Sometimes I forget that there are other rooms in my house.
Most days, I feel like I live in the laundry room. With two adults, three active little girls and one very messy baby boy contributing to the “to-be-washed” pile, I might as well just pull a cot in there and call it a night.
There’s no room for an extra bed there, though. Extra things go in there. I don’t mean for them to go there – they just do. They gravitate there.
The nice long countertop is never available for folding purposes. It’s always full of tote bags, swimsuits, birthday presents, wrapping paper, cleaning supplies, umbrellas, crates full of Play-doh, an Easy Bake Oven, a plastic kite and umpteen other things that don’t have a real “home” in my home.
Sure, I clean it out now and then, but somehow the laundry room remains a magnet for all things random.
Even when you don’t have much space, or even a designated laundry room, there are still many ways to do laundry. Some people do a load or two every day. Some have a designated “laundry day,” when they lug everything into the laundry room. Some leave it going all the time, choosing to live in laundry limbo, with clothes piled in bins or hanging on various racks all over the place.
I, for one, have a system.
Five baskets: one for each child, one for grown-ups. This is my sorting mantra: “Sadie, Adelaide, Josie, grown-up, baby, grown-up, Josie, Sadie, grown-up, Adelaide, baby, grown-up.” (I’ve been known to wake myself up from a sound sleep while muttering this strange incantation.)
My children know that there is always laundry to do. I usually have one load in the washer, one in the dryer and one in the laundry room sink (basically a holding cell for all the dirty clothes I can’t stuff into the washer). Sometimes the kids help while standing on a little blue step-stool (Josie especially loves to put in detergent; Adelaide likes to help move wet loads from the washer to the dryer.)
They seem to want to help me conquer the summit of Mount Laundry. I am suspicious though. I think they just hang around until they see me pulling the warm clean stuff out of the dryer. They immediately confiscate the toasty sheets so they can wrap themselves up like mummies and relax in the laundry basket.
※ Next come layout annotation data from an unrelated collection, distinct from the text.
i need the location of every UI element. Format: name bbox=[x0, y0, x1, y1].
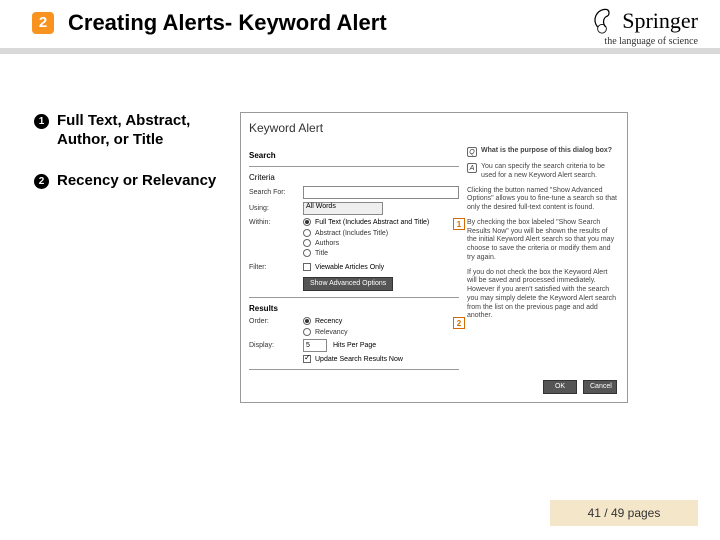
update-results-checkbox[interactable] bbox=[303, 355, 311, 363]
order-radio-relevancy[interactable] bbox=[303, 328, 311, 336]
order-option-label: Relevancy bbox=[315, 329, 348, 336]
brand-name: Springer bbox=[622, 8, 698, 34]
show-advanced-button[interactable]: Show Advanced Options bbox=[303, 277, 393, 291]
within-radio-authors[interactable] bbox=[303, 239, 311, 247]
header-step-badge: 2 bbox=[32, 12, 54, 34]
filter-label: Filter: bbox=[249, 264, 303, 271]
cancel-button[interactable]: Cancel bbox=[583, 380, 617, 394]
display-label: Display: bbox=[249, 342, 303, 349]
help-question: What is the purpose of this dialog box? bbox=[481, 147, 612, 157]
dialog-title: Keyword Alert bbox=[249, 121, 619, 135]
brand-block: Springer the language of science bbox=[588, 6, 698, 47]
within-radio-abstract[interactable] bbox=[303, 229, 311, 237]
divider bbox=[249, 369, 459, 370]
page-counter: 41 / 49 pages bbox=[550, 500, 698, 526]
within-option-label: Title bbox=[315, 250, 328, 257]
order-radio-recency[interactable] bbox=[303, 317, 311, 325]
using-label: Using: bbox=[249, 205, 303, 212]
slide-title: Creating Alerts- Keyword Alert bbox=[68, 10, 387, 36]
order-option-label: Recency bbox=[315, 318, 342, 325]
bullet-item: 2 Recency or Relevancy bbox=[34, 172, 240, 191]
callout-marker-2: 2 bbox=[453, 317, 465, 329]
springer-horse-icon bbox=[588, 6, 616, 34]
within-option-label: Authors bbox=[315, 240, 339, 247]
header-underline bbox=[0, 48, 720, 54]
results-section-label: Results bbox=[249, 304, 459, 313]
display-count-input[interactable] bbox=[303, 339, 327, 352]
within-option-label: Full Text (Includes Abstract and Title) bbox=[315, 219, 429, 226]
brand-tagline: the language of science bbox=[588, 36, 698, 47]
filter-checkbox[interactable] bbox=[303, 263, 311, 271]
bullet-number-icon: 2 bbox=[34, 174, 49, 189]
help-paragraph: Clicking the button named "Show Advanced… bbox=[467, 187, 617, 213]
order-label: Order: bbox=[249, 318, 303, 325]
search-for-input[interactable] bbox=[303, 186, 459, 199]
slide-header: 2 Creating Alerts- Keyword Alert Springe… bbox=[0, 0, 720, 66]
dialog-form: Search Criteria Search For: Using: All W… bbox=[249, 147, 459, 392]
divider bbox=[249, 166, 459, 167]
left-bullets: 1 Full Text, Abstract, Author, or Title … bbox=[34, 112, 240, 403]
search-section-label: Search bbox=[249, 151, 459, 160]
bullet-text: Full Text, Abstract, Author, or Title bbox=[57, 112, 240, 150]
bullet-number-icon: 1 bbox=[34, 114, 49, 129]
help-paragraph: If you do not check the box the Keyword … bbox=[467, 269, 617, 322]
within-radio-fulltext[interactable] bbox=[303, 218, 311, 226]
answer-icon: A bbox=[467, 163, 477, 173]
help-answer: You can specify the search criteria to b… bbox=[481, 163, 617, 181]
bullet-text: Recency or Relevancy bbox=[57, 172, 216, 191]
within-radio-title[interactable] bbox=[303, 249, 311, 257]
question-icon: Q bbox=[467, 147, 477, 157]
divider bbox=[249, 297, 459, 298]
ok-button[interactable]: OK bbox=[543, 380, 577, 394]
using-select[interactable]: All Words bbox=[303, 202, 383, 215]
keyword-alert-dialog: Keyword Alert Search Criteria Search For… bbox=[240, 112, 628, 403]
update-results-label: Update Search Results Now bbox=[315, 356, 403, 363]
within-label: Within: bbox=[249, 219, 303, 226]
dialog-help-panel: Q What is the purpose of this dialog box… bbox=[467, 147, 617, 392]
display-suffix: Hits Per Page bbox=[333, 342, 376, 349]
bullet-item: 1 Full Text, Abstract, Author, or Title bbox=[34, 112, 240, 150]
filter-checkbox-label: Viewable Articles Only bbox=[315, 264, 384, 271]
criteria-label: Criteria bbox=[249, 173, 459, 182]
within-option-label: Abstract (Includes Title) bbox=[315, 230, 388, 237]
help-paragraph: By checking the box labeled "Show Search… bbox=[467, 219, 617, 263]
callout-marker-1: 1 bbox=[453, 218, 465, 230]
search-for-label: Search For: bbox=[249, 189, 303, 196]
They do help fold and put away, though. I’ve labeled all their dresser drawers so they can remember what goes where. Sadie brings the upstairs hamper down every morning as one of her regular chores. Adelaide and Josie argue over who gets to fold the towels – kitchen towels are a hot commodity in the laundry business. Even with help, though, the summit seems unreachable.
So I say to myself, “Self, how do I down-size this mountain?” Then I answer myself with increasingly ridiculous ideas.
Maybe I should set my standards a little bit lower: It doesn’t matter if there’s ketchup on that pink T-shirt. Red and pink are in the same color family! Wear it one more time.
Maybe I should try to develop a higher dirt tolerance: It doesn’t matter if there is mud on the knees of those jeans. Brown is in this season. Wear it one more time.
Maybe I should worry less about comfort: It doesn’t matter if your socks feel crunchy. They look fine. Wear them one more time.
Or smell: I can’t smell you from over here. Oh, wait. Stand downwind. That’s better. Yeah, we can get one more day out of that.
I have a system. I didn’t say that it worked – just that I have one. I guess it will be a while before we plant the victorious laundry flag on the top of this particular mountain.